“Now, boys,” I said, “what am I to talk to you about?” I let them choose their subject very often.

“Tell us the story of the gipsy tent,” they called out.

And there I was at home, and it was all right, and for an hour I told them the story of how grace came to that gipsy tent—the old romance of love.

“Now, boys, I’m through,” I said when I had spoken for an hour—and they gave me an encore. When I had finished my encore, the dear old Colonel got up to thank the “performer”—and he couldn’t do it; there was a lump in his throat and big tears were rolling down his cheeks.

“Boys, I can’t say what I want to, but,” said he, “we have all got to be better men.”

The Gospel was preached in that hut in a different way from what we have it preached at home, but we got it in, and the thing is to get it in.


I was talking behind the lines to some of your boys.
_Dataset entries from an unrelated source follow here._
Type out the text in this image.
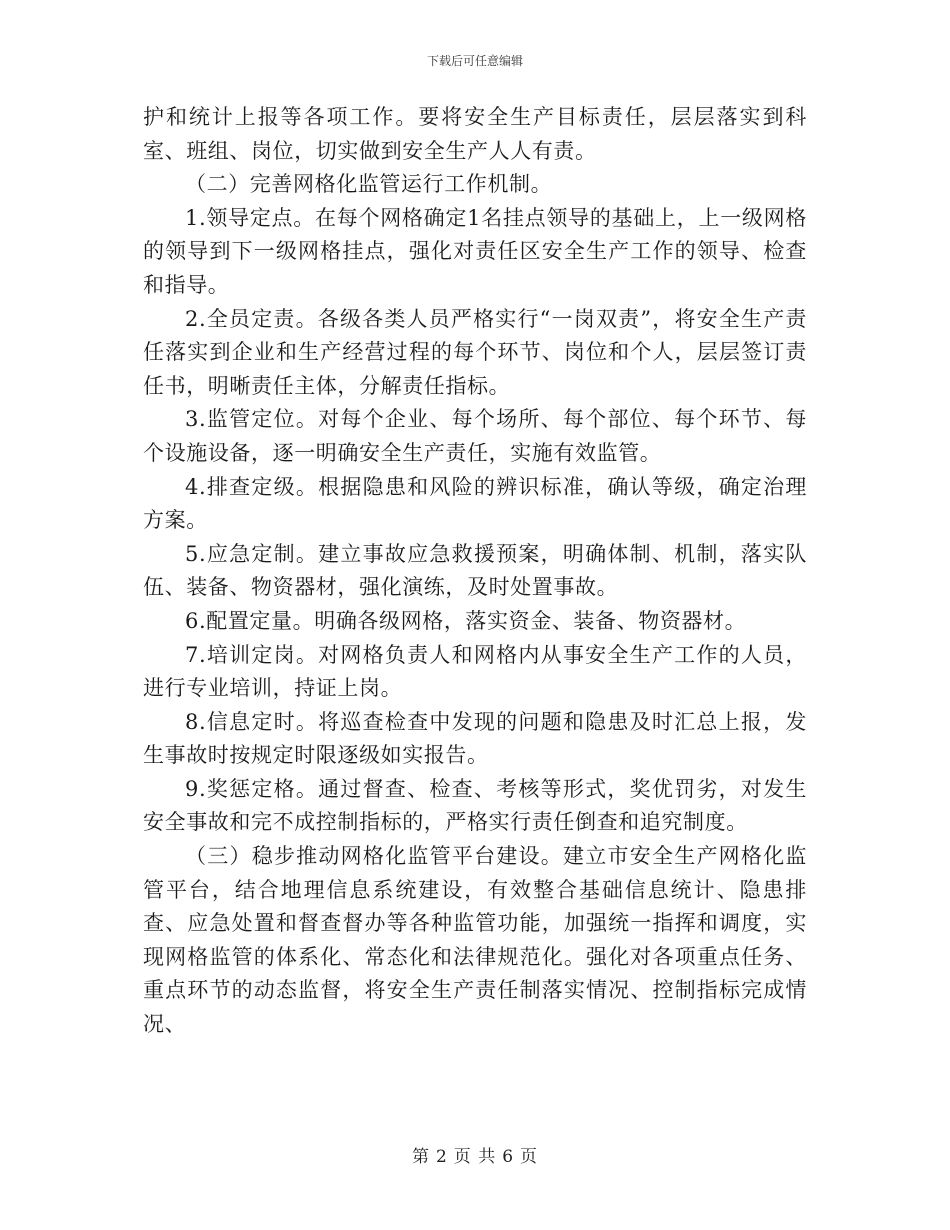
下载后可任意编辑

护和统计上报等各项工作。要将安全生产目标责任，层层落实到科室、班组、岗位，切实做到安全生产人人有责。

（二）完善网格化监管运行工作机制。

1.领导定点。在每个网格确定1名挂点领导的基础上，上一级网格的领导到下一级网格挂点，强化对责任区安全生产工作的领导、检查和指导。

2.全员定责。各级各类人员严格实行“一岗双责”，将安全生产责任落实到企业和生产经营过程的每个环节、岗位和个人，层层签订责任书，明晰责任主体，分解责任指标。

3.监管定位。对每个企业、每个场所、每个部位、每个环节、每个设施设备，逐一明确安全生产责任，实施有效监管。

4.排查定级。根据隐患和风险的辨识标准，确认等级，确定治理方案。

5.应急定制。建立事故应急救援预案，明确体制、机制，落实队伍、装备、物资器材，强化演练，及时处置事故。

6.配置定量。明确各级网格，落实资金、装备、物资器材。

7.培训定岗。对网格负责人和网格内从事安全生产工作的人员，进行专业培训，持证上岗。

8.信息定时。将巡查检查中发现的问题和隐患及时汇总上报，发生事故时按规定时限逐级如实报告。

9.奖惩定格。通过督查、检查、考核等形式，奖优罚劣，对发生安全事故和完不成控制指标的，严格实行责任倒查和追究制度。

（三）稳步推动网格化监管平台建设。建立市安全生产网格化监管平台，结合地理信息系统建设，有效整合基础信息统计、隐患排查、应急处置和督查督办等各种监管功能，加强统一指挥和调度，实现网格监管的体系化、常态化和法律规范化。强化对各项重点任务、重点环节的动态监督，将安全生产责任制落实情况、控制指标完成情况、

第 2 页 共 6 页
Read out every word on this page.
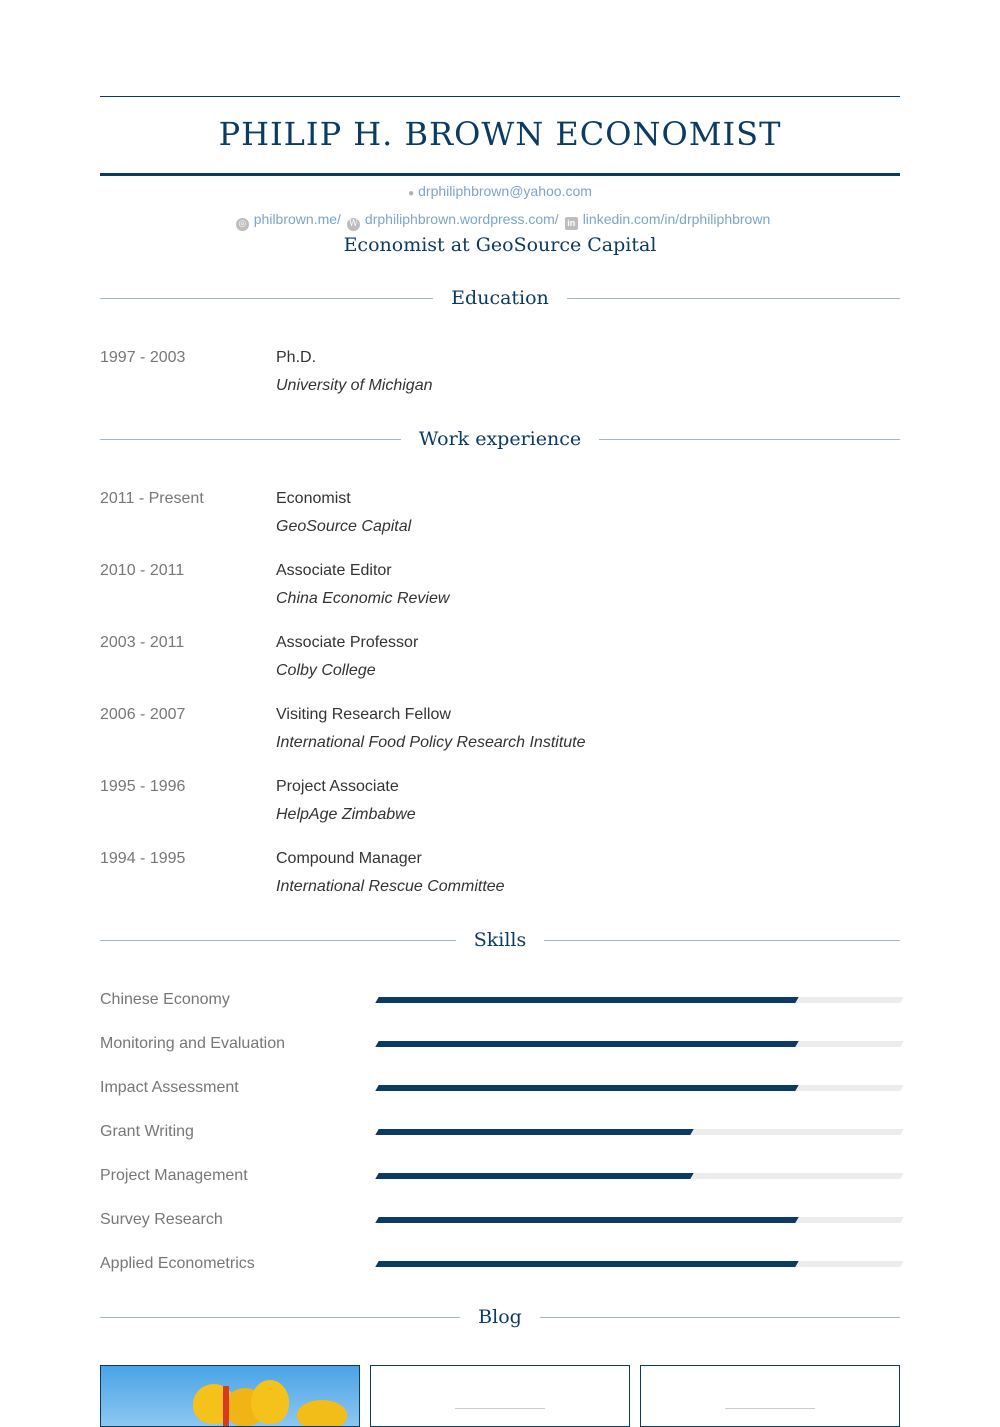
PHILIP H. BROWN ECONOMIST
● drphiliphbrown@yahoo.com
◎ philbrown.me/ W drphiliphbrown.wordpress.com/ in linkedin.com/in/drphiliphbrown
Economist at GeoSource Capital
Education
1997 - 2003	Ph.D.
University of Michigan
Work experience
2011 - Present	Economist
GeoSource Capital
2010 - 2011	Associate Editor
China Economic Review
2003 - 2011	Associate Professor
Colby College
2006 - 2007	Visiting Research Fellow
International Food Policy Research Institute
1995 - 1996	Project Associate
HelpAge Zimbabwe
1994 - 1995	Compound Manager
International Rescue Committee
Skills
Chinese Economy
Monitoring and Evaluation
Impact Assessment
Grant Writing
Project Management
Survey Research
Applied Econometrics
Blog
Every boy in front of me was going up to the trenches that night. There were five or six hundred of them. They had got their equipment—they were going on parade as soon as they left me. It wasn’t easy to talk. All I said was accompanied by the roar of the guns and the crack of rifles and the rattle of the machine guns, and once in a while our faces were lit up by the flashes. It was a weird sight. I looked at those boys. I couldn’t preach to them in the ordinary way. I knew and they knew that for many it was the last service they would attend on earth. I said,

“Boys, you are going up to the trenches. Anything may happen there. I wish I could go with you. God knows I do. I would if they would let me, and if any of you fall I would like to hold your hand and say something to you for mother, for wife, and for lover, and for little child. I’d like to be a link between you and home just for that moment—God’s messenger for you. They won’t let me go, but there is Somebody Who will go with you. You know Who that is.”

You should have heard the boys all over that hut whisper, “Yes, sir—Jesus.”